The poll by Mason-Dixon Polling and Research found that 52 percent of Americans wouldn't consider voting for Clinton, D-N.Y.
Former Massachusetts Gov. Mitt Romney, a Republican, was second in the can't-stand-'em category, with 46 percent saying they wouldn't consider voting for him.
Clinton has long been considered a politically polarizing figure who'd be a tough sell to some voters, especially many men, but also Clinton-haters of both genders. Thursday's survey provides a snapshot of the challenges she faces, according to Larry Harris, a Mason-Dixon principal.
"Hillary's carrying a lot of baggage," he said. "She's the only one that has a majority who say they can't vote for her."
Clinton rang up high negatives across the board, with 60 percent of independents, 56 percent of men, 47 percent of women and 88 percent of Republicans saying they wouldn't consider voting for her.
Romney struggled most with women: 50.9 percent said they wouldn't consider voting for him, while 49.1 said they would.
"It's the flip-flop of Hillary," Harris said of Romney. "One could suppose it's the Mormon issue — we didn't ask follow-up questions — but his religion is an issue."
On name recognition, Clinton also led the 2008 presidential pack in voter disapproval, with 42 percent saying they recognized her name and were unfavorable toward her, vs. 39 percent favorable.
That gave her a double-digit lead in that bad-news category over Republican Sen. John McCain of Arizona and former North Carolina Sen. John Edwards, a Democrat. They each had 28 percent unfavorable recognition.
Former New York Mayor Rudy Giuliani had the highest favorable recognition at 43 percent, with Clinton close behind at 39 percent. Sen.
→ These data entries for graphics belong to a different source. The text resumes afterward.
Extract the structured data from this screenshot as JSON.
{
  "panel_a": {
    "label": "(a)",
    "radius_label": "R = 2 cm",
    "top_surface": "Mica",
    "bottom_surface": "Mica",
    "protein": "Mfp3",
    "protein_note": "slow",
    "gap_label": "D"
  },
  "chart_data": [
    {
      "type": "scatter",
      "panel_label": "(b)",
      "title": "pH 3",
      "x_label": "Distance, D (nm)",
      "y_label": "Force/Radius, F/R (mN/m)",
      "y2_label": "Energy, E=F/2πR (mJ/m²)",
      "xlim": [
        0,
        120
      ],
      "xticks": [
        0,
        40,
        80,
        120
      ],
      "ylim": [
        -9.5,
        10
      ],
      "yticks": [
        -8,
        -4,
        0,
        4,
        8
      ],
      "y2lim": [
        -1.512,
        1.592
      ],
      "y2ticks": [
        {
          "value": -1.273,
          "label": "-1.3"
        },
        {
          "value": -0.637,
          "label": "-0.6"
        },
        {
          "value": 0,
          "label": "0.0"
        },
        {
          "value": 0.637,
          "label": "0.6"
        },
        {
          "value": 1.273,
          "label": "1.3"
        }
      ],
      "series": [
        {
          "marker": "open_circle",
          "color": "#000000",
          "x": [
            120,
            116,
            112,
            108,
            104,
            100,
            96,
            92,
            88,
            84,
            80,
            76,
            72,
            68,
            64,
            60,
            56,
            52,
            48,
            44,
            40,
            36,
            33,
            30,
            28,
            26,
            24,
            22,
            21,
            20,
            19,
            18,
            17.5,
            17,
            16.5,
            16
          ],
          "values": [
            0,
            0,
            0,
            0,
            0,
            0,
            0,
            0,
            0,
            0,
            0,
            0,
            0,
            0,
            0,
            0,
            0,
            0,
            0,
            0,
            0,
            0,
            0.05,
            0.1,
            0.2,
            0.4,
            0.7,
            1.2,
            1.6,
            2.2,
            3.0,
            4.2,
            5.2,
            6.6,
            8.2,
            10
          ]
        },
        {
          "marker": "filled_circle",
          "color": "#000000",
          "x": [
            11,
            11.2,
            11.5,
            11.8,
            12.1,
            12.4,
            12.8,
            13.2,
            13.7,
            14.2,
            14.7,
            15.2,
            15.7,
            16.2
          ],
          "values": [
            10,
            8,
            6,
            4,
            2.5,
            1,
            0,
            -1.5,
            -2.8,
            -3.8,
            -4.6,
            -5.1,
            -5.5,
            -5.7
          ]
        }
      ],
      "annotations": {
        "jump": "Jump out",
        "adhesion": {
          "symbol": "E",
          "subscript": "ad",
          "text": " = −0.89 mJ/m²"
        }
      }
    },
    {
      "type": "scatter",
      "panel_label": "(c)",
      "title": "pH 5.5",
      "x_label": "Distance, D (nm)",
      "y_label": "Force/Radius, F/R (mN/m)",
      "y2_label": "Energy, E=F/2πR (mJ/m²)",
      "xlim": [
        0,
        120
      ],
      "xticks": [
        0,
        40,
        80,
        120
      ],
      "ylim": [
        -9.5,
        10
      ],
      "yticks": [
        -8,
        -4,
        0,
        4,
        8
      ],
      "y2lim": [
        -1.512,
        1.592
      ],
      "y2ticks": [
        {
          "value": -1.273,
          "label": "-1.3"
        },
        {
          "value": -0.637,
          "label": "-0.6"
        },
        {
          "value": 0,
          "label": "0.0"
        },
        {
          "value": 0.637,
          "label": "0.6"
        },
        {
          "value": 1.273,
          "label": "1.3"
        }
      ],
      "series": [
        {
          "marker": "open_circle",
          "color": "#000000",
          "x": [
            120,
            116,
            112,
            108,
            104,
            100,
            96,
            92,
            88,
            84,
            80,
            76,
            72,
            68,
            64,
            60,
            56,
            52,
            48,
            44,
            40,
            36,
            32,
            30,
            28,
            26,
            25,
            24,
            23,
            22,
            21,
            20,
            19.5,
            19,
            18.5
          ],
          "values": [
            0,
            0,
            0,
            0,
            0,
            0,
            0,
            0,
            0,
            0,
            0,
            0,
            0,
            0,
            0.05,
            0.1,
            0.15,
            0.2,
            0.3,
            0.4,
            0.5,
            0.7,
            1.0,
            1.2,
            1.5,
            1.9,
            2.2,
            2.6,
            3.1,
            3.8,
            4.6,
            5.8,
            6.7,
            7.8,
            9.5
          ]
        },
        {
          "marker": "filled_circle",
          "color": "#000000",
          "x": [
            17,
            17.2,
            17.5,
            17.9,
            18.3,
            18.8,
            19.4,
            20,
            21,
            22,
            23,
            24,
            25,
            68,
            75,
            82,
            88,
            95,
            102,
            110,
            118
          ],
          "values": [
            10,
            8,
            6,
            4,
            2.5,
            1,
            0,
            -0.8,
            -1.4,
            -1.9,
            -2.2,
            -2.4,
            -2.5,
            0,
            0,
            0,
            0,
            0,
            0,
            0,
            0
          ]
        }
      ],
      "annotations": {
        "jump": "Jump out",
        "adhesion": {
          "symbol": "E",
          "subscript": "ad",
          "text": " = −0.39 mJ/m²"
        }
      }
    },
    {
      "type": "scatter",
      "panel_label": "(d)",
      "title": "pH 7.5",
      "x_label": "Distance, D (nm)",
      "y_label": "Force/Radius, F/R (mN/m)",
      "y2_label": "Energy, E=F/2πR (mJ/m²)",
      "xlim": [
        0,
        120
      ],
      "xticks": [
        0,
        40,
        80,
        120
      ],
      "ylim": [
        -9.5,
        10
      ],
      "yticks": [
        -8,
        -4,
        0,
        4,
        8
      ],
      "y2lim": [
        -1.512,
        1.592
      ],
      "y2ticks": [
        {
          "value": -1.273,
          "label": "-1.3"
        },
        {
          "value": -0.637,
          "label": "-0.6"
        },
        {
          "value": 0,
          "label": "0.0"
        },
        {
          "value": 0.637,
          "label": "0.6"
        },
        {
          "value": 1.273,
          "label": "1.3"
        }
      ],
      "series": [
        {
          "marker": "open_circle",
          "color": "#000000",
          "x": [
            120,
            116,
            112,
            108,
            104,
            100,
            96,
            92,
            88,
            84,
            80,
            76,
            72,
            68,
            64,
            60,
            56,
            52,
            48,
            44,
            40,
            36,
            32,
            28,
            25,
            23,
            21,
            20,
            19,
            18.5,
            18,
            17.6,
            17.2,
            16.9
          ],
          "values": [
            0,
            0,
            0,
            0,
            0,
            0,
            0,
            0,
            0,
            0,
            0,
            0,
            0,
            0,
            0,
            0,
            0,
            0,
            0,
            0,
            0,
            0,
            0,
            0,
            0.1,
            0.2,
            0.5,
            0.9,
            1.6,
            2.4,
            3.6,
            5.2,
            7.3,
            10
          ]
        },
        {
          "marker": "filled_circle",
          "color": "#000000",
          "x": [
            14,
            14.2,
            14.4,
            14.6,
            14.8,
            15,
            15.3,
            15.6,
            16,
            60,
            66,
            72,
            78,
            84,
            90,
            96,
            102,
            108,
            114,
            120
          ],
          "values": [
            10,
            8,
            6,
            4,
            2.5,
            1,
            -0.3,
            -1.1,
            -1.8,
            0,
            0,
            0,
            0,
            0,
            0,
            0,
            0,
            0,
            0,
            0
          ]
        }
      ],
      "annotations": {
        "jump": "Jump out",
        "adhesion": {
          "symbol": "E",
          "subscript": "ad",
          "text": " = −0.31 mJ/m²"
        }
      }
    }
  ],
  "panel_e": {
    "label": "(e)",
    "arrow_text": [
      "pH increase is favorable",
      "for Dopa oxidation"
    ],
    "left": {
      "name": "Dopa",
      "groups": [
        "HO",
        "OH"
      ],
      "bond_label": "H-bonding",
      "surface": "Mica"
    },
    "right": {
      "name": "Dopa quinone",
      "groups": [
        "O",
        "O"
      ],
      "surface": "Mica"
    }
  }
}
Barack Obama, D-Ill., was third at 36 percent, followed by McCain at 33 percent and Edwards at 32 percent.
McCain rang up the highest favorable rating among independent voters with 39.4 percent, followed by Giuliani, with 37.3 percent. Edwards scored well with independents too, with 31.1 percent favorable; Obama had 28 percent favorable.
The Mason-Dixon survey was conducted June 23-25 with 625 likely general-election voters. It has an error margin of plus or minus 4 percentage points.